The virtual world is great for tricking your brain into seeing things that aren’t actually there, but what about your ears? At SXSW this year, Sony has something for that, too.
Virtual reality may finally be a product that people can see and experience at home, but it has been a long journey, and one primarily catered for your eyes.
Manipulating your brain into believing you’re somewhere else is one that you need two sets of images for and a compass, with the former acting like eyes and the latter giving you a sense of position. Put them together and you have the virtual recreation of you, a head that you essentially wear to experience life in the digital world, be it filmed or rendered by video games.
It’s an experience you can try for yourself either in dedicated VR setups like the HTC Vive, Sony PlayStation VR, or the Oculus Rift, or something you can take mobile thanks to the Google Daydream View VR and Samsung’s Gear VR, but these experiences all have one thing in common: they cater to the eyes.
Virtual reality isn’t supposed to be solely about what your eyes see, and the transportation of your body through your eyes to that reality. It’s supposed to be a fully-encompassing experience, and that means more of your senses.
Remember, you have a sense of sight, a sense of touch, taste, smell, and things you can hear. Technology hasn’t quite come to a solid conclusion about what we can do with quite a lot of these, but we’re getting close on at least one: sound.
This year at the Texas creative and technological showcase that is SXSW (South By Southwest), Sony is showing off a new concept that isn’t technically made for consumers, but is still pretty bloody cool all the same.
It’s called “Sonic Surf VR”, and it’s essentially an industry solution to make audio more enveloping in the virtual world, and to enhance experiences so that they’re not led solely by what the eyes see, but instead by a more encapsulating experience.
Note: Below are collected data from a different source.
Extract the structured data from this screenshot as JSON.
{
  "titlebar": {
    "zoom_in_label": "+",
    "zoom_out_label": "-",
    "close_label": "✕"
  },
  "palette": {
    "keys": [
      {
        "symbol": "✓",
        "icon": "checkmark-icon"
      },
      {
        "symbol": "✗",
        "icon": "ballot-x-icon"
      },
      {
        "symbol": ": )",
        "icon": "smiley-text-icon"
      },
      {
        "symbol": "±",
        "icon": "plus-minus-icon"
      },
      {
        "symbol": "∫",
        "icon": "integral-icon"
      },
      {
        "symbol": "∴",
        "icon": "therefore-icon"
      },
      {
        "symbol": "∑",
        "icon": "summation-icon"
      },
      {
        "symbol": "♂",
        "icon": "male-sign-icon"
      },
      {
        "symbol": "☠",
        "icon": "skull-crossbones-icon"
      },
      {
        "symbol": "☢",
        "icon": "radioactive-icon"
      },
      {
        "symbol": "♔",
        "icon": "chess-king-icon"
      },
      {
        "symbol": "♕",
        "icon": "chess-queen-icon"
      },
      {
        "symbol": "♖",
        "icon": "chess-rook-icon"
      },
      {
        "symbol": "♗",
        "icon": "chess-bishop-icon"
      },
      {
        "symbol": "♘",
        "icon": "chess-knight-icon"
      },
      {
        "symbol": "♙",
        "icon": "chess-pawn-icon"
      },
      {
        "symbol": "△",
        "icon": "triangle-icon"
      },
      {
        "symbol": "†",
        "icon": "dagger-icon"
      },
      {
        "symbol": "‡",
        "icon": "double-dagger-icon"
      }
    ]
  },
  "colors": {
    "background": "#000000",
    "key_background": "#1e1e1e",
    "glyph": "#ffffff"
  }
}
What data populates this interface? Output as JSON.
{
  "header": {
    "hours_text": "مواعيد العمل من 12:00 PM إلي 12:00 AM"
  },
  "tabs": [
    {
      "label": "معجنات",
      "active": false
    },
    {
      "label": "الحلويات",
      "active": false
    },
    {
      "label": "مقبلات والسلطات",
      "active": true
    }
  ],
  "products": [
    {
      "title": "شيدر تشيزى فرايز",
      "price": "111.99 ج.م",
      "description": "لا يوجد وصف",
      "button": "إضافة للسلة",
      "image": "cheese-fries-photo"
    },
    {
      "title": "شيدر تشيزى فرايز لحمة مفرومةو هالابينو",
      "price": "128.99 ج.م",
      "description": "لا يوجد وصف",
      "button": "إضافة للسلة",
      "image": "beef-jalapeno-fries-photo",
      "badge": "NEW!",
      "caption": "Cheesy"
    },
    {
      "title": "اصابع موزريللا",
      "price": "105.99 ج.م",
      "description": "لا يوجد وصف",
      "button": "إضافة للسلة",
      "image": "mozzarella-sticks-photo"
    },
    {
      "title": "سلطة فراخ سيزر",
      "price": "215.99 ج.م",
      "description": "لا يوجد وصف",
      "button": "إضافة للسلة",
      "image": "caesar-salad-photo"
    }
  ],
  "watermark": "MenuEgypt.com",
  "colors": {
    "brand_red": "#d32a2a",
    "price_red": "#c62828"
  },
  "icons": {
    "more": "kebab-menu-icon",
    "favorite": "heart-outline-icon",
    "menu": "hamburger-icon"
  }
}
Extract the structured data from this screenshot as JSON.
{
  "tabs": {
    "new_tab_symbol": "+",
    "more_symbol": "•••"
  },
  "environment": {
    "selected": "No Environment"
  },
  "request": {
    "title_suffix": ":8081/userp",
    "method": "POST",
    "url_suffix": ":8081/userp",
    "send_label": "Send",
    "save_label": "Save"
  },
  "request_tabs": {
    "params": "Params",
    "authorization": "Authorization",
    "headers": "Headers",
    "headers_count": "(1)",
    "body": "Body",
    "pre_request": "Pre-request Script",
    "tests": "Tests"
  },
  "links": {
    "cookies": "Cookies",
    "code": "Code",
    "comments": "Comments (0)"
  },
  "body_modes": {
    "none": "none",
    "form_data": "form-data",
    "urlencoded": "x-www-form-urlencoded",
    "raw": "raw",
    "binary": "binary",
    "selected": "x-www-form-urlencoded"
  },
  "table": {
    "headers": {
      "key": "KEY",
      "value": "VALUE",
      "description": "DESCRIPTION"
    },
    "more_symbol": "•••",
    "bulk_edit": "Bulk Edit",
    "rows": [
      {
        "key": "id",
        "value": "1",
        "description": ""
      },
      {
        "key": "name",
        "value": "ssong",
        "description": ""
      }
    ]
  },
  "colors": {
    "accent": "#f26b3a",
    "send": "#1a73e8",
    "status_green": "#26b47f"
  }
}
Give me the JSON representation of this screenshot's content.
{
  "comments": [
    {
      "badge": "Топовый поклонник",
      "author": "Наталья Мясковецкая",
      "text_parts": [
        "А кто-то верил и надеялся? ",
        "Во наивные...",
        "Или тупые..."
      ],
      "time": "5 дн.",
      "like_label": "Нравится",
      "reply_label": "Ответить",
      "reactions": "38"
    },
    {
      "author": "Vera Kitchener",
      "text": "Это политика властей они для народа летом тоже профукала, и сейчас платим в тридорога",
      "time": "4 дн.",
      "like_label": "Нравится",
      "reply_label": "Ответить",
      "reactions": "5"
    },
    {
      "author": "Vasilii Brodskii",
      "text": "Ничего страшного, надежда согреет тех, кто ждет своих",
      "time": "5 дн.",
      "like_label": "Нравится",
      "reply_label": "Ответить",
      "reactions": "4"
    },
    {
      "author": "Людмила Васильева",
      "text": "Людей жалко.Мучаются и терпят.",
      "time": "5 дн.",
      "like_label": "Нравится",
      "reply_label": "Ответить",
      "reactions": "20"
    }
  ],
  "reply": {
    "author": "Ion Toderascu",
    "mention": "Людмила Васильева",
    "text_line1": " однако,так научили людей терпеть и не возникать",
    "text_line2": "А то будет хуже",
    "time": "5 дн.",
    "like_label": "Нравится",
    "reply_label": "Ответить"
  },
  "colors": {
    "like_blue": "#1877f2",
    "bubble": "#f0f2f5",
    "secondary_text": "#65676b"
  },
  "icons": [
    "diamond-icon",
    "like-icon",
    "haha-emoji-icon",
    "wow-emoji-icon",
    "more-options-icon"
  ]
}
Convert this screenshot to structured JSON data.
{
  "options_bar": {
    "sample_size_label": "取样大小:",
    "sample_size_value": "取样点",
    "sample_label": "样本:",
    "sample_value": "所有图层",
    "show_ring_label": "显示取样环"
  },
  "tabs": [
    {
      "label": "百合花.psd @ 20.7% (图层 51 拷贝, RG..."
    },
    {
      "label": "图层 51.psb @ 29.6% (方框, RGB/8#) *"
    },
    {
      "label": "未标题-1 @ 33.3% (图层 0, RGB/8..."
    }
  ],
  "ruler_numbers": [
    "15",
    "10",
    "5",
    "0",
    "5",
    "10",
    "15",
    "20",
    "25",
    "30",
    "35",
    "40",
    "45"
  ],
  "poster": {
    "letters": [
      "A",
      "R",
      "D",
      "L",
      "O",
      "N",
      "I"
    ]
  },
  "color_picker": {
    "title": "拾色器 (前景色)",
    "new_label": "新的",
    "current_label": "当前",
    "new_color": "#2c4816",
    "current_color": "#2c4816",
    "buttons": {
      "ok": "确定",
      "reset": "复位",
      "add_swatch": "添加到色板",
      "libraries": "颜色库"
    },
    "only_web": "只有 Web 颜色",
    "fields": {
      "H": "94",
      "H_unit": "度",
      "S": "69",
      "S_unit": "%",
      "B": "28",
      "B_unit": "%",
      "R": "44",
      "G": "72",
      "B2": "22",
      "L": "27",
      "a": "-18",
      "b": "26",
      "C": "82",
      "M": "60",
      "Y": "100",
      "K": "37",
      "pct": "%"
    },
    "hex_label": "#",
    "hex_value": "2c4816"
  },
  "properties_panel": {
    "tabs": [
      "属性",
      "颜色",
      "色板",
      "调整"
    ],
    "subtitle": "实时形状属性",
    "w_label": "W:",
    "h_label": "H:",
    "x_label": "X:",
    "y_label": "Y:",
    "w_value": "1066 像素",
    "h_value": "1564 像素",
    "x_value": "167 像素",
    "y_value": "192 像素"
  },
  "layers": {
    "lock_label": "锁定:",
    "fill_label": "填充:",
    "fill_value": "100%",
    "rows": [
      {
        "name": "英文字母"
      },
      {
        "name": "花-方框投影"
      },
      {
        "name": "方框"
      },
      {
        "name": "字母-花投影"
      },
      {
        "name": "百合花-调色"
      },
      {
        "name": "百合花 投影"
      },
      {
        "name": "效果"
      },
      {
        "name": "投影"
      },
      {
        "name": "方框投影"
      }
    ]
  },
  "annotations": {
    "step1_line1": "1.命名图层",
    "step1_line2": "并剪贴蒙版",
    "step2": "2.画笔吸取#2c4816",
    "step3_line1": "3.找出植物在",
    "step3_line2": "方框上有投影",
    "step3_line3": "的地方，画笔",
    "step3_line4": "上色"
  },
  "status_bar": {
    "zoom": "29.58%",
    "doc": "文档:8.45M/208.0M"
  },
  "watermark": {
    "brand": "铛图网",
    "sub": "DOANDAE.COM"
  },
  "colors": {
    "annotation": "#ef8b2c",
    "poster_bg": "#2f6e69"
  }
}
The technology is a little complicated, and more in-depth than even the setup of a high-end home theatre rig, with Sony’s Sonic Surf VR reliant on hundreds of multi-channel speakers that are able to communicate to the content source and controller.
In the Sony’s test cases, the content experience and the controller is the human experiencing it, with the speakers providing sheer volumes of sound to create an artificial soundscape more enveloping than what even a fantastic pair of headphones can accomplish.
With this many speakers set up, the idea is that people experiencing VR in Sonic Surf-equipped rooms won’t need headphones, and will therefore have a more natural experience, as if you were inside a room and VR merely replaced your eyes, and that’s it.
“Spatial audio is key to enhancing immersive experiences,” said Sony’s Brad Hanrahan.
“Currently a lot of virtual reality technology is focused on visual experience. Sonic Surf VR is the industry’s first packaged solution offering a new type of VR from an audio perspective. It can produce powerful space of sound and further enhance VR experience by enabling multiple numbers of people to enjoy simultaneously without headphones,” he said.
So where will you experience this concept?
Well, aside for flying over to SXSW in Austin, Texas to demo it for yourself, you’ll likely find it in theme parks and ride attractions, as Universal Creative worked with Sony on the concept. That’s “Universal” as in “Universal Studios”, the theme park folks who do Movie World in the USA.
Its Director of Technology and Innovation, Thomas Geraghty, has said that this technology could be “a key element” in the creation of attractions in the future.
“At Universal Parks & Resorts, our attractions place guests in the midst of an incredible adventure that relies on compelling storytelling and great characters,” he said. “To help all of that come together often relies on cutting edge technology and we search worldwide for unique and innovative ideas. One of the places we’ve found that is with Sony.”
As for if or when any of this will come home, eventually this technology may trickle down into something made for your walls, and it is distinctively possible that you could have a VR room sometime in the future. Right now, though, we’d say to save up those dollars, because the moment this stuff comes out, you’ll only be able to experience in theme parks.
And those of you keen to make VR creations even more interesting, well, you now have one more way to make the virtual world come to life.